The characteristics of our patient group at assessment were very similar to those noted by previous studies of CFS/ME in adolescence.3,23,24 We found that just over 40% had depressed mood on clinical assessment, which accords well with previous findings that around half have psychiatric disorders, predominantly anxiety and depression.25
Our programme was undertaken within an adolescent paediatric medical setting in conjunction with mental health professionals. Given the frequent reluctance by CFS/ME subjects and their families to engage with mental health treatment, we suggest that basing joint paediatric-mental health working within the medical setting provides the most useful way to help families engage with rehabilitative treatment. We speculate that a potential key element of our success was that the role of the nurse specialist covered both the medical clinics and the family work, allowing families and young people to integrate medical and psychological approaches in a manner they might otherwise have found difficult.

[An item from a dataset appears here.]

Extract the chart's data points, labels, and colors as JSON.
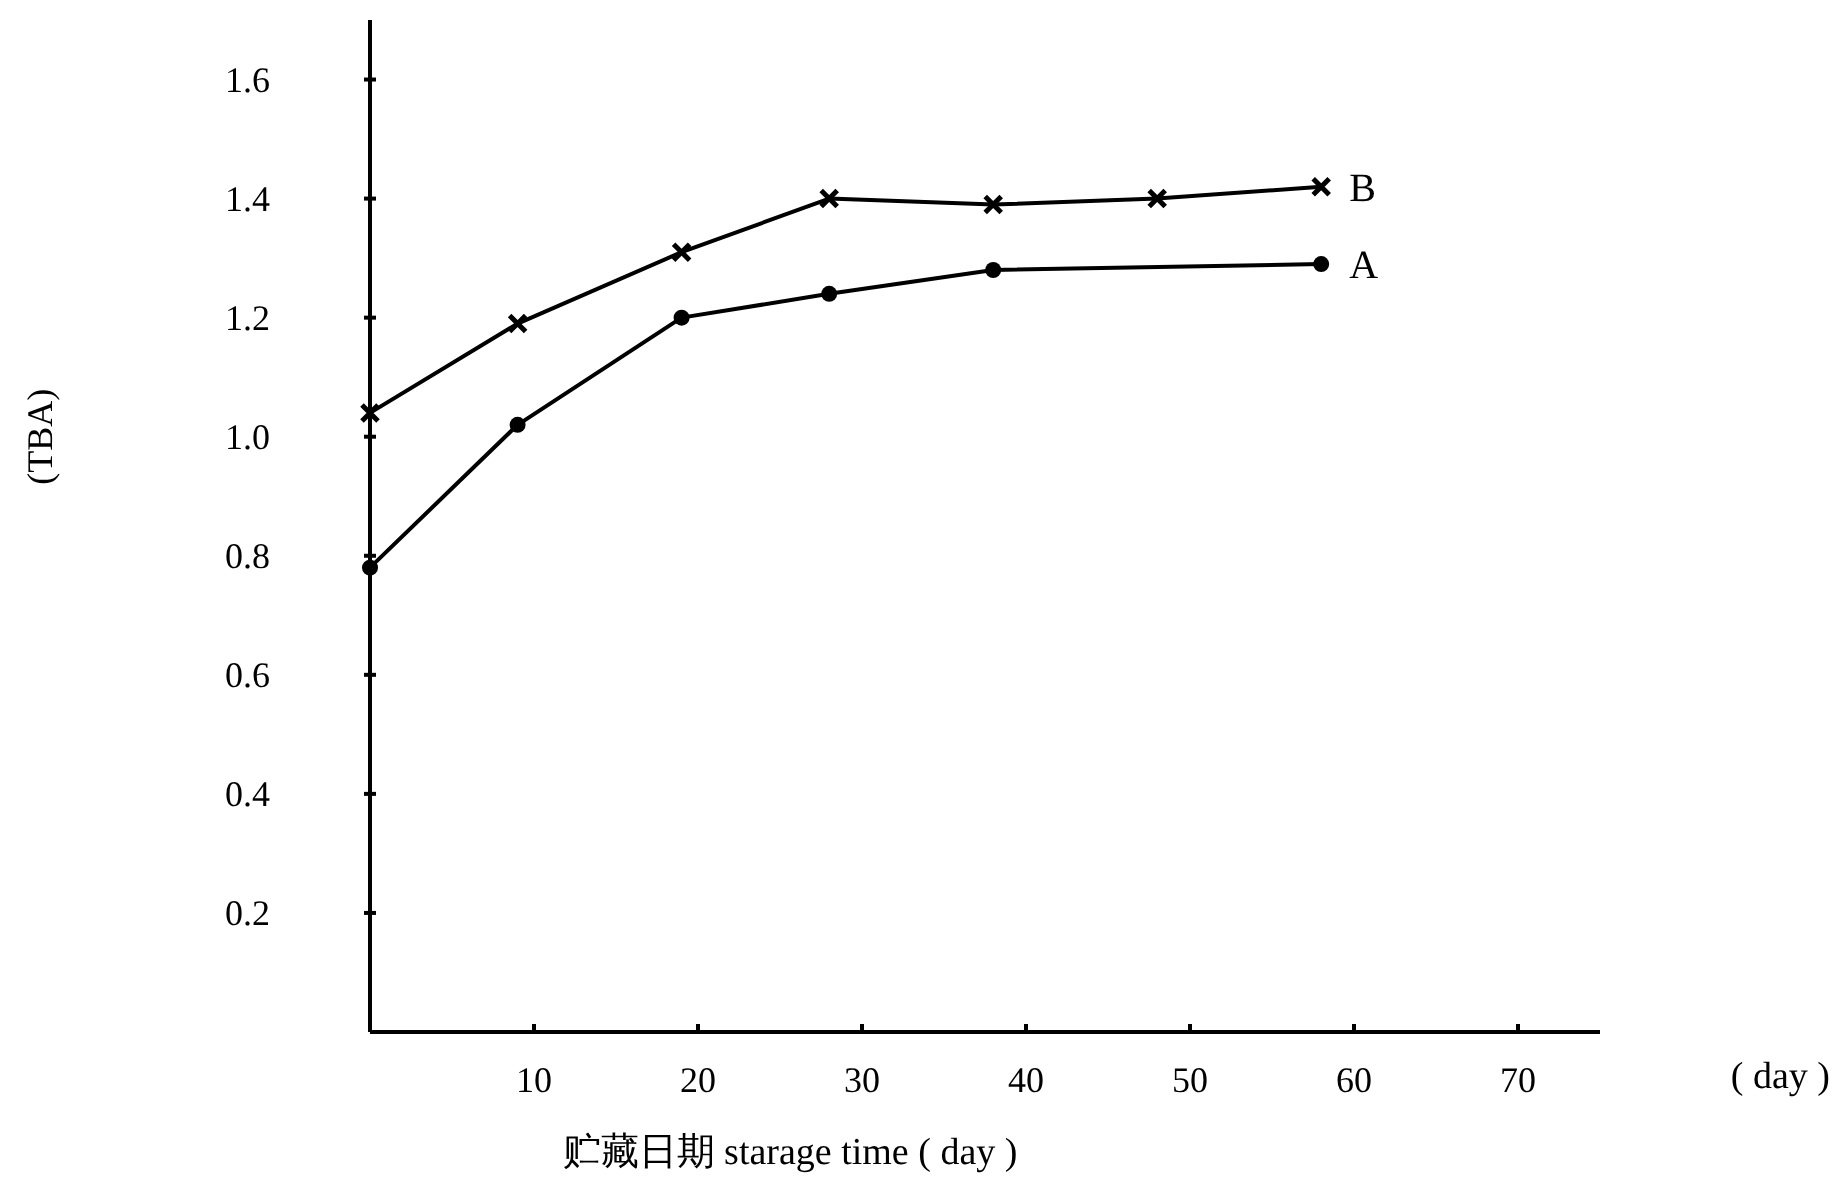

We suggest that early outpatient rehabilitative treatment offers significant potential to improve the prognosis of CFS/ME in childhood and adolescence and should be considered the preferred approach to the management of this illness. It would be desirable to confirm this using a randomised controlled study design.
This paper was written during a sabbatical period at the Centre for Adolescent Health, Royal Children’s Hospital, Melbourne Australia. Russell Viner is supported by a MidCareer Award from the Health Foundation.